Por lo regular, es muy raro encontrar personas a las que no sólo no les de miedo ir al dentista, sino que además, les agrade.

La mayoría de las personas sienten un verdadero pavor cuando por determinadas circunstancias "TIENEN" que visitar al dentista, situación que no les es nada grata.

El temor hacia el dentista se origina a partir de dos tipos de miedo fundamentales:

Miedos subjetivos: Son el resultado de situaciones imaginarias que se van creando en nuestra cabeza a partir de escuchar las malas experiencias que han tenido otras personas con el dentista y/o de que nos hayan dicho de pequeños que si nos portamos mal nos llevarían con el dentista y todo ese tipo de circunstancias similares. Podemos clasificarlos como temores infundados ya que carecen de todo fundamento lógico.

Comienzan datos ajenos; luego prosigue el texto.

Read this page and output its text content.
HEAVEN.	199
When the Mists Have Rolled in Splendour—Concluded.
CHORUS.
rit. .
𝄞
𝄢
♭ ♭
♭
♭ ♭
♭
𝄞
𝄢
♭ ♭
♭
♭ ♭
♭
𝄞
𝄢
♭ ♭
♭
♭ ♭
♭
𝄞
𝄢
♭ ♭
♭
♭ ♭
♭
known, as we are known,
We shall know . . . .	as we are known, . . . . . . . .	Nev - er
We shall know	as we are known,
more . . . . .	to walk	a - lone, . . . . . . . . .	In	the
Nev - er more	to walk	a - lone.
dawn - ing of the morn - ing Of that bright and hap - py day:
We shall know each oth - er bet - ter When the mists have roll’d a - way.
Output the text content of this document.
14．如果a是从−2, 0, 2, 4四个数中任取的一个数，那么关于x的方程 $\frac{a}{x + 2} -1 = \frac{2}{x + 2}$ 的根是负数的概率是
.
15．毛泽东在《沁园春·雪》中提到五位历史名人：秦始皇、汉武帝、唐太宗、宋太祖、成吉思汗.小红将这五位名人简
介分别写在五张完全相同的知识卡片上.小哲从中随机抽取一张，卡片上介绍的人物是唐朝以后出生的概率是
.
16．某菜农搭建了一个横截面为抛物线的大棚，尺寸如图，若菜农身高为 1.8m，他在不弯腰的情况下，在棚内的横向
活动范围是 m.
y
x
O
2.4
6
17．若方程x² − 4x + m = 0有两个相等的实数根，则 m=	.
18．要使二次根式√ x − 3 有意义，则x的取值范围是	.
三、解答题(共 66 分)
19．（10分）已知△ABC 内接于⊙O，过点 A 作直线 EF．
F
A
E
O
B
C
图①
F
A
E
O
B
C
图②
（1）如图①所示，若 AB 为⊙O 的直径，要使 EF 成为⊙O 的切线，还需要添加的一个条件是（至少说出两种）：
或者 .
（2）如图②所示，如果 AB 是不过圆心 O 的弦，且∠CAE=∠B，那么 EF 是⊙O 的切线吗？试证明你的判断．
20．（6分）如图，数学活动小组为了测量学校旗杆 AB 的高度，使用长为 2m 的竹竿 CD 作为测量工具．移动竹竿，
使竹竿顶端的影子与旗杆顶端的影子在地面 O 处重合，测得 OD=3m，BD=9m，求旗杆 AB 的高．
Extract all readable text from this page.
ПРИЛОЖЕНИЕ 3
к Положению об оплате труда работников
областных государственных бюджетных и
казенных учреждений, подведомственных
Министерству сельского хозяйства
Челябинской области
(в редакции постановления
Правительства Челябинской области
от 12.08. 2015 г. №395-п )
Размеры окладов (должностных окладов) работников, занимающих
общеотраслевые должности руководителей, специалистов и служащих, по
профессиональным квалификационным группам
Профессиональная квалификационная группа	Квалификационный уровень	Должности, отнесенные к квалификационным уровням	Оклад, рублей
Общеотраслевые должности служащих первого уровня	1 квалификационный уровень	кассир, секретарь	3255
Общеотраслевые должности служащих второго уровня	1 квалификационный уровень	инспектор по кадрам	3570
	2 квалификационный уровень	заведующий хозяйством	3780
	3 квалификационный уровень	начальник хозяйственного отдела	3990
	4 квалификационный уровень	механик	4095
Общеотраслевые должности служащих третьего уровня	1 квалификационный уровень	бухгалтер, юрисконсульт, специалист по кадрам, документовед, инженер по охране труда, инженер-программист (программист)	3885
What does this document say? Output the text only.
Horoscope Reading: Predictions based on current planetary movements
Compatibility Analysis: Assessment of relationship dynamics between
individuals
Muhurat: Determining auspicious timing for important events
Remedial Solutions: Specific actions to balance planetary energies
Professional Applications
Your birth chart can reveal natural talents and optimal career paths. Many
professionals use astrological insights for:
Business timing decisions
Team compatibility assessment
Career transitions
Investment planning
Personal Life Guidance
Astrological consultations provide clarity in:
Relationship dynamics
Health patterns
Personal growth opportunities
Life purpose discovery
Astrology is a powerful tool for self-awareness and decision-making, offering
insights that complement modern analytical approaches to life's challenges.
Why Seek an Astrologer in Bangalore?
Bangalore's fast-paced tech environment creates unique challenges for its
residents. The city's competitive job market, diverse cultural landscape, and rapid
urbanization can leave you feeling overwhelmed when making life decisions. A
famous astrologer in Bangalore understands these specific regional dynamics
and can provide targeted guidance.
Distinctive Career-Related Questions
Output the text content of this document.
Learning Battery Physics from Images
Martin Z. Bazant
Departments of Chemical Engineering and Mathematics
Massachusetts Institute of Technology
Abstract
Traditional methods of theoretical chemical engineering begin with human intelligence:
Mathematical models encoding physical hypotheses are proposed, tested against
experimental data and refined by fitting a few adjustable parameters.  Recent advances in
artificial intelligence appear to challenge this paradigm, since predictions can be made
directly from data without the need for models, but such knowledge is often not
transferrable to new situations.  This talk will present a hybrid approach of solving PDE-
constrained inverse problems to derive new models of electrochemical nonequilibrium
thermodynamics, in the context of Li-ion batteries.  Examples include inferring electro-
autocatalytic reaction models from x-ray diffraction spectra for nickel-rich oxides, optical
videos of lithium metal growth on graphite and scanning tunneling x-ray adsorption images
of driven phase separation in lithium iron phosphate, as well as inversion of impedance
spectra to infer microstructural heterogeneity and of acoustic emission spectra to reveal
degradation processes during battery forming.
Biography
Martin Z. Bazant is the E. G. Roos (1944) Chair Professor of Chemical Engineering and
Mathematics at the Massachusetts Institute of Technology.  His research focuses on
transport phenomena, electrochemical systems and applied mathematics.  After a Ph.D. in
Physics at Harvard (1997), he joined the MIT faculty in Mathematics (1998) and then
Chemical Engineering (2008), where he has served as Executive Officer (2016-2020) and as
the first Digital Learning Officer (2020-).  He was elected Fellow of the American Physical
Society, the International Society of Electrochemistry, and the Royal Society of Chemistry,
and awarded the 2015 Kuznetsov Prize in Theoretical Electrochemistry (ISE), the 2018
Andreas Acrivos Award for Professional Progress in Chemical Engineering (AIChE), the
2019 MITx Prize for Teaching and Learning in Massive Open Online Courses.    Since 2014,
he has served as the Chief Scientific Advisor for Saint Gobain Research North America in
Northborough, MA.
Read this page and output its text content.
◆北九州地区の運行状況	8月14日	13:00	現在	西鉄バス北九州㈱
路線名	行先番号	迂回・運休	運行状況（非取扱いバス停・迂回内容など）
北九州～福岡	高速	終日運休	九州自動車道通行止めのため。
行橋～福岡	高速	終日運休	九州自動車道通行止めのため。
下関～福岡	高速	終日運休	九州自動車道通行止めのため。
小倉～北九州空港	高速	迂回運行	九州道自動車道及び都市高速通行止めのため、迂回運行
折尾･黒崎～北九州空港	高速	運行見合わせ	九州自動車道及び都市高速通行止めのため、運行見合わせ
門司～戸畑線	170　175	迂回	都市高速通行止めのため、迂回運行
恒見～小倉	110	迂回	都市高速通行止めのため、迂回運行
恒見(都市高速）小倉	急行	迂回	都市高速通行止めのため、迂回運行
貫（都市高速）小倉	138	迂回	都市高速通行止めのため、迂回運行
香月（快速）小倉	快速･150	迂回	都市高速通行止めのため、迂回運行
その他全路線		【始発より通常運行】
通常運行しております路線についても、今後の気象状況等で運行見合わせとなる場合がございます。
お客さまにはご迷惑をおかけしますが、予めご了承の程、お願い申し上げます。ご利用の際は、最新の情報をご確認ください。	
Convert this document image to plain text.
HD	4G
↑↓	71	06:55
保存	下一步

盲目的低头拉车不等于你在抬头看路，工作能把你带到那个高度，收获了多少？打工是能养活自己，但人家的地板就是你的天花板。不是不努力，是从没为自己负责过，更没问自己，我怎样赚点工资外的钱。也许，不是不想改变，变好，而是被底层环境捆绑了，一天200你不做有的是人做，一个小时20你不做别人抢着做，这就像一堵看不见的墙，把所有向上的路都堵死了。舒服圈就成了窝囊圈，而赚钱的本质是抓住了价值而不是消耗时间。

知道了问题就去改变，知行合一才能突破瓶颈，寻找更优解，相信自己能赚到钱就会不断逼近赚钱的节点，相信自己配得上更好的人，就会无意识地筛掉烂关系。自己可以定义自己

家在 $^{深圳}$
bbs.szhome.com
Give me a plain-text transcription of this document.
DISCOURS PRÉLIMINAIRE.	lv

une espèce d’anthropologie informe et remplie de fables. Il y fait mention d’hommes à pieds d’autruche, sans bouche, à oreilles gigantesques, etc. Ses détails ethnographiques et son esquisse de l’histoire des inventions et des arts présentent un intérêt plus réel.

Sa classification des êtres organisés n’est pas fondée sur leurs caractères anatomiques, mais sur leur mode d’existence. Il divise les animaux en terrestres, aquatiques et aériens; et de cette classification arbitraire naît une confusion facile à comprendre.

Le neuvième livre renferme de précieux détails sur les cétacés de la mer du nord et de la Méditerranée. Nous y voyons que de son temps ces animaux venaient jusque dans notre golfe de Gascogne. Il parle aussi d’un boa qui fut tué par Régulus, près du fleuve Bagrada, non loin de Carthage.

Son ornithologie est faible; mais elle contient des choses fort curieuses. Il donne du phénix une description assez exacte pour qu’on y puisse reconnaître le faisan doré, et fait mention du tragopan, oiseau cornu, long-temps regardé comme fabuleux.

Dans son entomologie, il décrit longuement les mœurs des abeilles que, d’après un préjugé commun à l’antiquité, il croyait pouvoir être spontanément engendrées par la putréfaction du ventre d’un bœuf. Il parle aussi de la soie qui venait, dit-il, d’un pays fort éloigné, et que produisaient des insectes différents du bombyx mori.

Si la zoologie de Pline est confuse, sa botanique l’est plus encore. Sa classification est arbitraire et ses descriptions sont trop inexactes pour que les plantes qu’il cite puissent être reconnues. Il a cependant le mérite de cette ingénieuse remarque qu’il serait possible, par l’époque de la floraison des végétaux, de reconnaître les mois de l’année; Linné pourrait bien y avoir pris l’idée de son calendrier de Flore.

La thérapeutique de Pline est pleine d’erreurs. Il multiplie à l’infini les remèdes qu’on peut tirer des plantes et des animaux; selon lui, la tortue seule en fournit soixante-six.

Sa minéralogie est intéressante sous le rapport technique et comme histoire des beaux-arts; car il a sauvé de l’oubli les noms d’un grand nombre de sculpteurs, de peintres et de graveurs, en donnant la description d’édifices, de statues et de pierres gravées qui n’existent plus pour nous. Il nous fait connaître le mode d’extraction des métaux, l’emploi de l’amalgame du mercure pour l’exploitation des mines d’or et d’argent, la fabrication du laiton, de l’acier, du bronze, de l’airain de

IMPORTANTE: Nunca utilices la visita al dentista como un castigo para tus hijos ya que lo único que lograrás será crearles la idea de que la atención dental es algo malo e indeseable.

Miedos objetivos: Este tipo de miedos se desarrolla a partir de haber experimentado personalmente situaciones desfavorables con uno o varios dentistas. Desgraciadamente aún existen dentistas que están pobremente capacitados y poco calificados para ejercer apropiadamente la profesión, factor que va repercutiendo progresivamente en que la gente busque con mucho menor frecuencia atención odontológica.

Casi la gran mayoría hemos sufrido estas desagradables experiencias, desde luego imperdonables e injustificables la mayoría de las veces, pero lo peor que podemos hacer es adquirir la postura de alejarnos del dentista ya que eso  solamente nos acarreará mayores problemas. Lo más congruente en este tipo de circunstancias es buscar un dentista altamente calificado y si es posible que venga recomendado de una fuente confiable. (Ver: ¿Cómo elegir un dentista?)

Si tomamos en cuenta lo antes citado, no existe entonces razón alguna para que vayamos al dentista nerviosos y totalmente atemorizados ya que lo único que lograremos será sugestionarnos y como consecuencia experimentar sensaciones desagradables sin causa lógica.

Finalmente, cabe agregar que no deberíamos temer ir al dentista, sino que muy por el contrario lo que debe aterrarnos, son las consecuencias de no visitarlo regular y oportunamente.

CONSEJO: La próxima vez que visites al dentista, recuerda que es mejor llegar con una gran sonrisa que con una actitud pesimista!